03 de janeiro de 2016 | N° 18403
ARTIGOS - DIANA LICHTENSTEIN CORSO*
UM CONSOLO A CADA ESQUINA
Não sei se é só Porto Alegre que vive uma invasão de farmácias. Edificações vêm abaixo ou se transformam para dar lugar a esses bem iluminados, coloridos e amplos negócios. Lá há substâncias que dão conta de cabelos e pele irretocáveis, dores no corpo e na alma, síndromes que nossos avós nem sequer suspeitavam que fossem possíveis. Você pode adquirir uma variedade de vitaminas que fariam Popeye dominar o mundo e até, se fizer questão, remédios realmente necessários.
Não estou aqui para olhar de fora, sou hipocondríaca profissional e adoro pílulas milagrosas para meus males. Também sou capaz de perder bastante tempo escolhendo produtos de higiene que tornem meus dentes alvos, minha pele uma seda e meus cabelos esvoaçantes. Porém, com a chegada dos 50 anos, há o perigo de sair com os cabelos alvos, os dentes esvoaçantes, mas...
Além das farmácias, são também endêmicos os salões de beleza, agora rebatizados de estéticas, assim como as lojas especializadas em animais domésticos, as pet shops. As primeiras, no passado recente, cuidavam dos cabelos, unhas e ocasionalmente uma maquiagem para festas. Hoje estendem seus serviços muito além do enfeite: pele, gorduras e todo tipo de supostas irregularidades encontram ali alívio e correção. Já as pets são lugares totais. Mistura de cuidados de saúde, estética, creche e loja, oferecem atendimento imediato, doutores 24 horas. Do jeito que andam as emergências dos nossos hospitais, ando invejando minha gata.
O que isso diz de nós?
Que acreditamos em substâncias mágicas: os remédios. Eles de fato são maravilhosos ao combaterem a dor e a morte. Porém, os usamos também para males menores, bastante vagos, assim como esperamos deles proteção e vitalidade. Sem dúvida, nas farmácias encontra-se a alquimia das soluções imediatistas, basta engolir.

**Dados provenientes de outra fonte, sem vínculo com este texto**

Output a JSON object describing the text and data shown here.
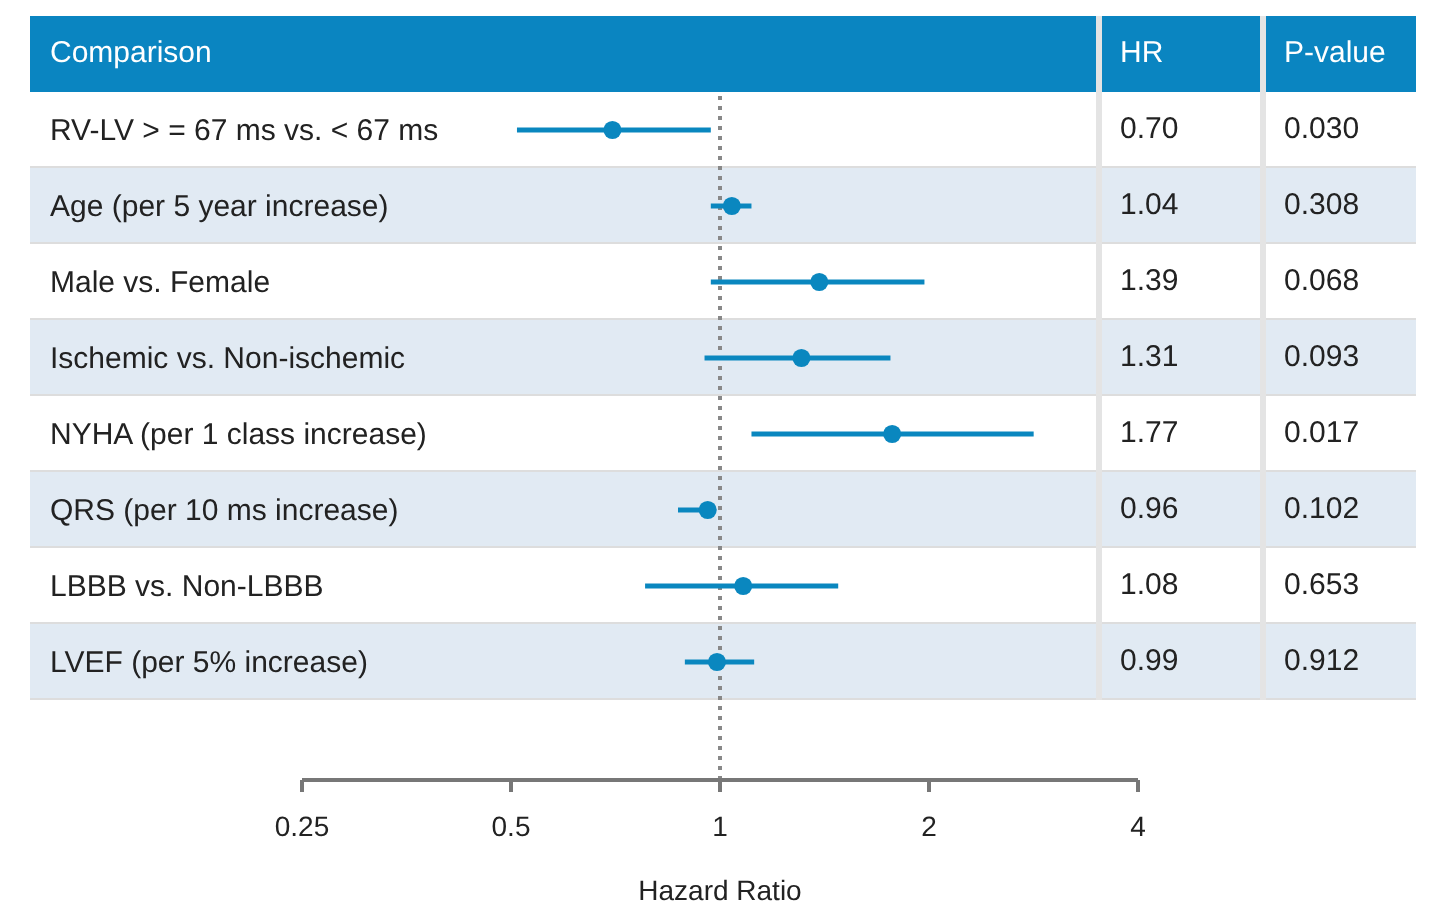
{
  "chart_data": {
    "type": "scatter",
    "orientation": "horizontal",
    "ylabel": "Comparison",
    "xlabel": "Hazard Ratio",
    "categories": [
      "RV-LV > = 67 ms vs. < 67 ms",
      "Age (per 5 year increase)",
      "Male vs. Female",
      "Ischemic vs. Non-ischemic",
      "NYHA (per 1 class increase)",
      "QRS (per 10 ms increase)",
      "LBBB vs. Non-LBBB",
      "LVEF (per 5% increase)"
    ],
    "values": [
      0.7,
      1.04,
      1.39,
      1.31,
      1.77,
      0.96,
      1.08,
      0.99
    ],
    "errors": [
      [
        0.51,
        0.97
      ],
      [
        0.97,
        1.11
      ],
      [
        0.97,
        1.97
      ],
      [
        0.95,
        1.76
      ],
      [
        1.11,
        2.83
      ],
      [
        0.87,
        0.94
      ],
      [
        0.78,
        1.48
      ],
      [
        0.89,
        1.12
      ]
    ],
    "color": "#0a87bf",
    "marker": "circle",
    "log": "x",
    "xlim": [
      0.25,
      4
    ],
    "xticks": [
      0.25,
      0.5,
      1,
      2,
      4
    ],
    "ref_lines": [
      {
        "axis": "x",
        "value": 1,
        "color": "#888888",
        "line_style": "dotted"
      }
    ],
    "annotations": [
      "HR",
      "P-value",
      "0.70",
      "1.04",
      "1.39",
      "1.31",
      "1.77",
      "0.96",
      "1.08",
      "0.99",
      "0.030",
      "0.308",
      "0.068",
      "0.093",
      "0.017",
      "0.102",
      "0.653",
      "0.912"
    ]
  }
}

Que cuidamos dos animais porque nos oferecem um afeto tranquilo e previsível. Para eles, toda forma de amor vale a pena, são fiéis e devotados, raramente pedem divórcio e, ao contrário dos filhos, moldam-se às expectativas dos “pais”. As pessoas nos cansam com suas exigências e neuroses, nunca sabemos o que esperar de um amor entre humanos.
Já as estéticas são como uma mãe de aluguel que cuida, massageia, nos alisa, elogia, colore e enfeita. Até porque as mães descuidam, esquecem, acreditam que crescemos. Pagando, o mimo é garantido e vitalício.
Por isso, consumimos banhos e tosas, esmaltes, cremes, drenagens e luz pulsada, perlimpimpim, vitaminas, analgésicos e calmantes. Como não ter uma pet shop, uma estética e uma farmácia a cada esquina? A conclusão é inevitável: tornamo-nos uma civilização preguiçosa, imediatista e carente. Dá uma vergonha, né?